Braun auch ohne Kohle

Gegen ein Bergbau-Projekt macht eine Initiative nahe der Landesgrenze zwischen Niedersachsen und Mecklenburg-Vorpommern mobil. „Wir haben kein Rechtsextremismusproblem“ sagt ihr Sprecher

von Andreas Speit

Die Stellschilder fallen auf: Selten sind die NPD-Wahlplakate in Lübtheen nur an einen Baum gelehnt. In dem Städtchen dicht an Mecklenburg-Vorpommerns Landesgrenze zu Niedersachsen stehen sie mitten im Ortszentrum. Gleich vor dem Wohnhaus des Kandidaten Stefan Köster, der für die NPD bereits im Ludwigsluster Kreistag sitzt.

Im Parterre des Hauses betreibt Udo Pastörs, der seine rechte Gesinnung ebenfalls offen kundtut, ein Schmuckgeschäft. „Das ist ein ganz Rechter“, erzählt ein Mann auf der Straße. Im Schaufenster hängen aber keine NPD-Plakate, sondern die Ankündigung der „Bürgerinitiative Braunkohle – Nein!“ für einen Info-Abend „am Montag, 12. September“.

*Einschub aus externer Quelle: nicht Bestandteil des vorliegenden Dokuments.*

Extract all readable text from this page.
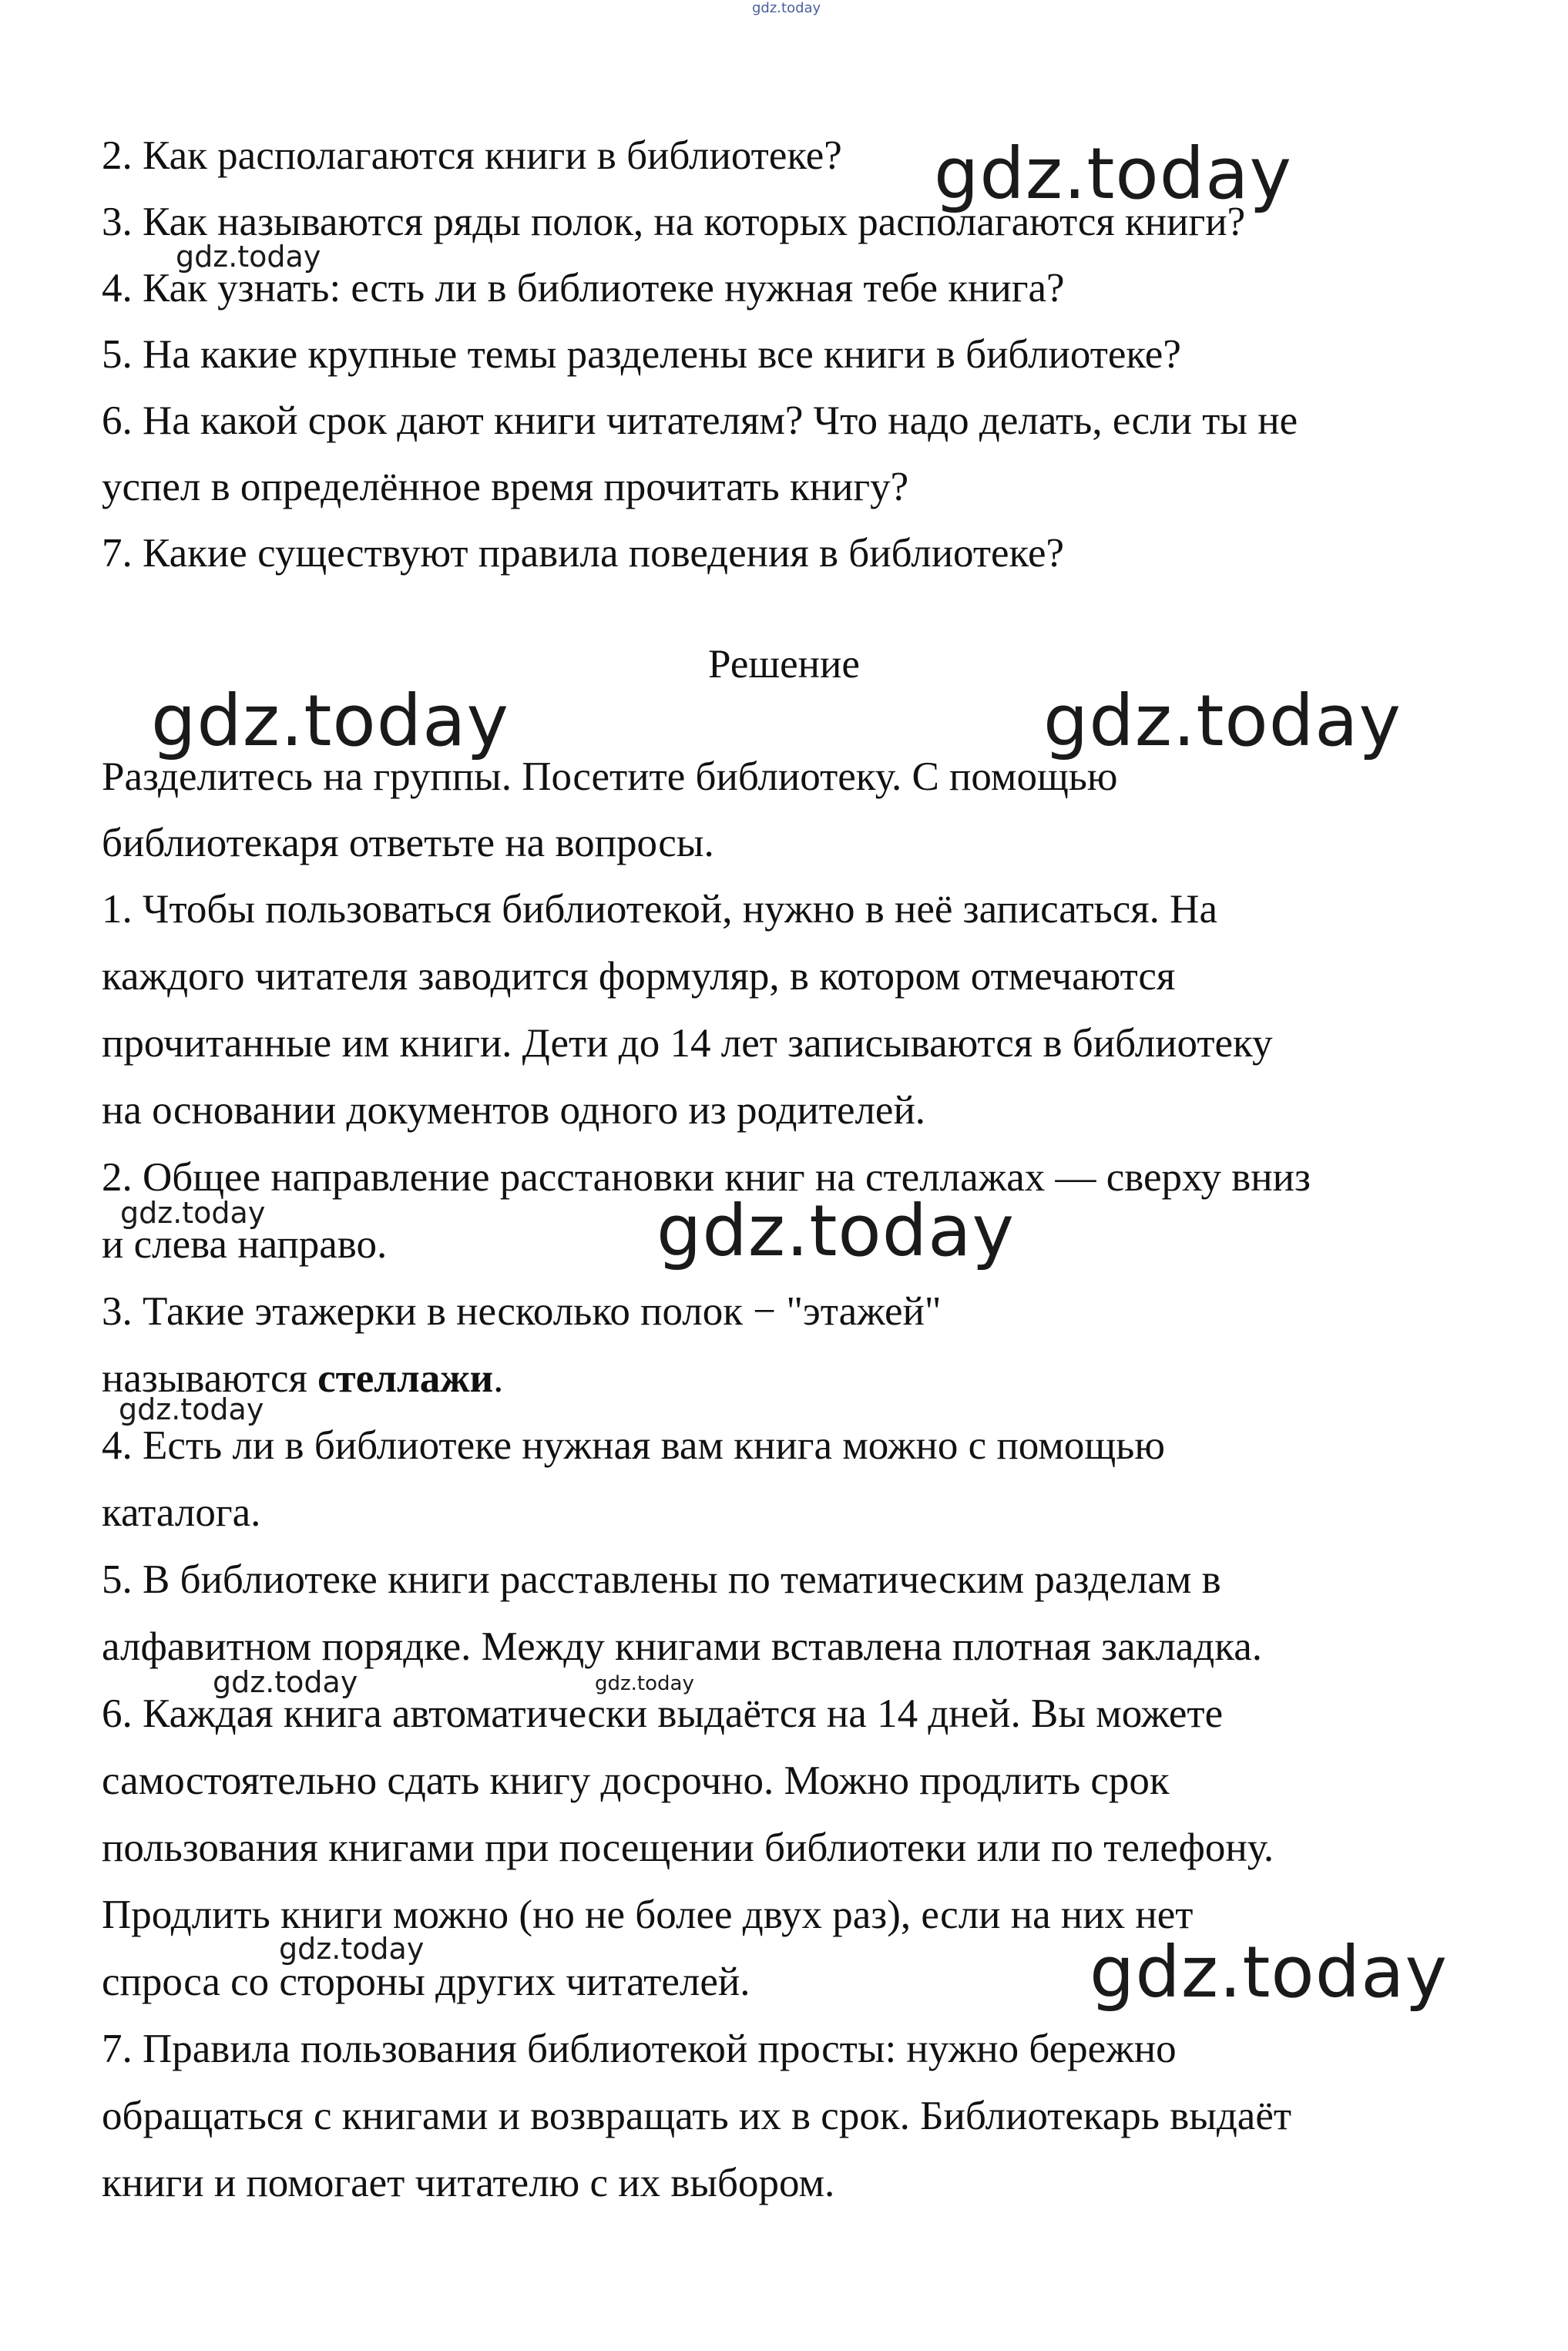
gdz.today
2. Как располагаются книги в библиотеке?
3. Как называются ряды полок, на которых располагаются книги?
4. Как узнать: есть ли в библиотеке нужная тебе книга?
5. На какие крупные темы разделены все книги в библиотеке?
6. На какой срок дают книги читателям? Что надо делать, если ты не
успел в определённое время прочитать книгу?
7. Какие существуют правила поведения в библиотеке?
Решение
Разделитесь на группы. Посетите библиотеку. С помощью
библиотекаря ответьте на вопросы.
1. Чтобы пользоваться библиотекой, нужно в неё записаться. На
каждого читателя заводится формуляр, в котором отмечаются
прочитанные им книги. Дети до 14 лет записываются в библиотеку
на основании документов одного из родителей.
2. Общее направление расстановки книг на стеллажах — сверху вниз
и слева направо.
3. Такие этажерки в несколько полок − "этажей"
называются стеллажи.
4. Есть ли в библиотеке нужная вам книга можно с помощью
каталога.
5. В библиотеке книги расставлены по тематическим разделам в
алфавитном порядке. Между книгами вставлена плотная закладка.
6. Каждая книга автоматически выдаётся на 14 дней. Вы можете
самостоятельно сдать книгу досрочно. Можно продлить срок
пользования книгами при посещении библиотеки или по телефону.
Продлить книги можно (но не более двух раз), если на них нет
спроса со стороны других читателей.
7. Правила пользования библиотекой просты: нужно бережно
обращаться с книгами и возвращать их в срок. Библиотекарь выдаёт
книги и помогает читателю с их выбором.
gdz.today
gdz.today
gdz.today	gdz.today
gdz.today	gdz.today
gdz.today
gdz.today	gdz.today
gdz.today	gdz.today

Keine Überraschung. Denn Pastörs, der vor kurzem bei der NPD-Stade über „Modernen Nationalismus“ referierte und einst die beschlagnahmte Schrift „Völkermord am deutschen Volk“ unterzeichnete, ist Gründungsmitglied der Inititative. So besuchte er auch am Montagabend mit anderen bekannten NPDlern die Veranstaltung in der örtlichen Sporthalle. Über 400 Bürger waren gekommen, um sich über die Auswirkungen eines möglichen Braunkohleabbaus in der Region zu informieren: Den plant die MIRBAG-AG, eine Tochter der Washington Group. Die Inititiativen-Vorstände Kai Hagen und Helmut Eggers berichteten über lokale Aktionen und Gespräche mit Landespolitikern.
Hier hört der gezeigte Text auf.